Il granduca Vjačeslav Konstantinovič Romanov in russo: Вячеслав Константинович Романов? (San Pietroburgo, 13 luglio 1862San Pietroburgo, 27 febbraio 1879) era l'ultimogenito del granduca Konstantin Nikolaevič e della granduchessa Aleksandra Iosifovna.

Il suo nome, insolito tra quelli dei Romanov, si dovette al fatto che nacque mentre suo padre era viceré della Polonia: San Venceslao era un santo a cui molti slavi occidentali erano devoti. Soprannominato Slava crebbe vezzeggiato in famiglia: molto alto, usava motteggiare che alla sua morte la bara si sarebbe incastrata nel passare da una porta del Palazzo di Marmo. E questo accadde. All'età sedici, si è lamentato improvvisamente di un aforte emicrania e cadde gravemente malato: pose un'icona al suo capezzale come la sua famiglia lo aveva invitato a fare, per chiedere la guarigione: morì in una settimana per infiammazione cerebrale.
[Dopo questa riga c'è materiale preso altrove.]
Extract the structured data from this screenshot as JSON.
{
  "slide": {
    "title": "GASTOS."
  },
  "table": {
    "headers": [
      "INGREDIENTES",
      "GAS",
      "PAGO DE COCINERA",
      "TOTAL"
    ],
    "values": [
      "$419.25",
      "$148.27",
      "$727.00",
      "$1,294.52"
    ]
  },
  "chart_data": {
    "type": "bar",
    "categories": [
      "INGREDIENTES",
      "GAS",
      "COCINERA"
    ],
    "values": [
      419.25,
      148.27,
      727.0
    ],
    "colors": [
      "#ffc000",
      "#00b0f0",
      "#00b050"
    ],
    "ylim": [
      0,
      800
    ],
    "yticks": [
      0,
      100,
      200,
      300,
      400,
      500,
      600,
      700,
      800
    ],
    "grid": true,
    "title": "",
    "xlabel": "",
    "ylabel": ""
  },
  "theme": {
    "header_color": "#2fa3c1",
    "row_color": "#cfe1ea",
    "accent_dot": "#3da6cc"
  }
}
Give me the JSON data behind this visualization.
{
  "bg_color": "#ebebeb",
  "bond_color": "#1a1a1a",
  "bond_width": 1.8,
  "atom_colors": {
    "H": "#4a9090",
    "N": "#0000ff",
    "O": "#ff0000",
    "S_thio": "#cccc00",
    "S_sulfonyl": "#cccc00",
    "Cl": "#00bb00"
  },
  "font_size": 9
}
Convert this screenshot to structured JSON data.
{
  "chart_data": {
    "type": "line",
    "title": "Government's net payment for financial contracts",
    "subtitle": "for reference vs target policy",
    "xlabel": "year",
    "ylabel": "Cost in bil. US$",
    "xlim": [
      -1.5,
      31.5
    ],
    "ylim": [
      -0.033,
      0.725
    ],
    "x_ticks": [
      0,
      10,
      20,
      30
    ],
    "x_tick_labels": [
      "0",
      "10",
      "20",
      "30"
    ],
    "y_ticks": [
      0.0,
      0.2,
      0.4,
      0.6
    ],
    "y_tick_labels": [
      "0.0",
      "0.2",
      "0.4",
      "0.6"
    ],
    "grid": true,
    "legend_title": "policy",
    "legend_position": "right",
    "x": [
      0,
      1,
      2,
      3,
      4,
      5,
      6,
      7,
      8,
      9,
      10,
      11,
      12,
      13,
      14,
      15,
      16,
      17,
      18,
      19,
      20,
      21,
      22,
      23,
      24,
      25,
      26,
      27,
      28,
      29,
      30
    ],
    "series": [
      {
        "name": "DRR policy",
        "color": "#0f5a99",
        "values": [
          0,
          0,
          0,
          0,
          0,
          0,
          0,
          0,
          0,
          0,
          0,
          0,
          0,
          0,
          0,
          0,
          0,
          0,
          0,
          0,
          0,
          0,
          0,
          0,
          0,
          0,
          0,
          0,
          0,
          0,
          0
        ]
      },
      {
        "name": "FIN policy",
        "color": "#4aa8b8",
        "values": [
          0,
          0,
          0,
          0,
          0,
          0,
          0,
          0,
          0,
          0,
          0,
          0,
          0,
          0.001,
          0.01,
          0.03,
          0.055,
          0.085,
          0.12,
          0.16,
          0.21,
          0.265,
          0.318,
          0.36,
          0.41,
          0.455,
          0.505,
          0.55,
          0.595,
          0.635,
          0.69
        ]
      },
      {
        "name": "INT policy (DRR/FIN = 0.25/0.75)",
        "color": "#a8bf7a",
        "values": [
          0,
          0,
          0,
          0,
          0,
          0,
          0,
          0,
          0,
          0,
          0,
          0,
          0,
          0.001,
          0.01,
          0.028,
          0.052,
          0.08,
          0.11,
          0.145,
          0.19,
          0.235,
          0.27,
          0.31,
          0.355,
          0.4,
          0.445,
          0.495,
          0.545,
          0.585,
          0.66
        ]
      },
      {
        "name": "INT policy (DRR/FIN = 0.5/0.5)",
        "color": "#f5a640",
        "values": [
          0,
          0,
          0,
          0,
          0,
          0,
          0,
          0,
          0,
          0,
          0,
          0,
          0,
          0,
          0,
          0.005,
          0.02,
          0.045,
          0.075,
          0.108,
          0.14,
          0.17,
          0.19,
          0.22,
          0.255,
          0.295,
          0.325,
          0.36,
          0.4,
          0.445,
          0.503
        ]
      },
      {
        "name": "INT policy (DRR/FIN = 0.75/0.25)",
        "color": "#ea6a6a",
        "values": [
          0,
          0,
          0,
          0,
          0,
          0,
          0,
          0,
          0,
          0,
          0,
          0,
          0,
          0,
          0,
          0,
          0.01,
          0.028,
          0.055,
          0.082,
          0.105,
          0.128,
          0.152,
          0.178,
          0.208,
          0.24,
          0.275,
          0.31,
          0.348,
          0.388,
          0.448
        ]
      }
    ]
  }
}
Sua madre più tardi disse di aver visto il fantasma di una bianca signora nella galleria dei dipinti di Pavlovsk il giorno prima che il figlio cadesse malato e considerò il fatto un presagio di morte. Suo fratello il granduca Konstantin Konstantinovič più tardi ricordò, mentre camminava durante il corteo funebre di Vjačeslav, come al fratello piacesse disegnare cortei funebri nei minimi particolari[1].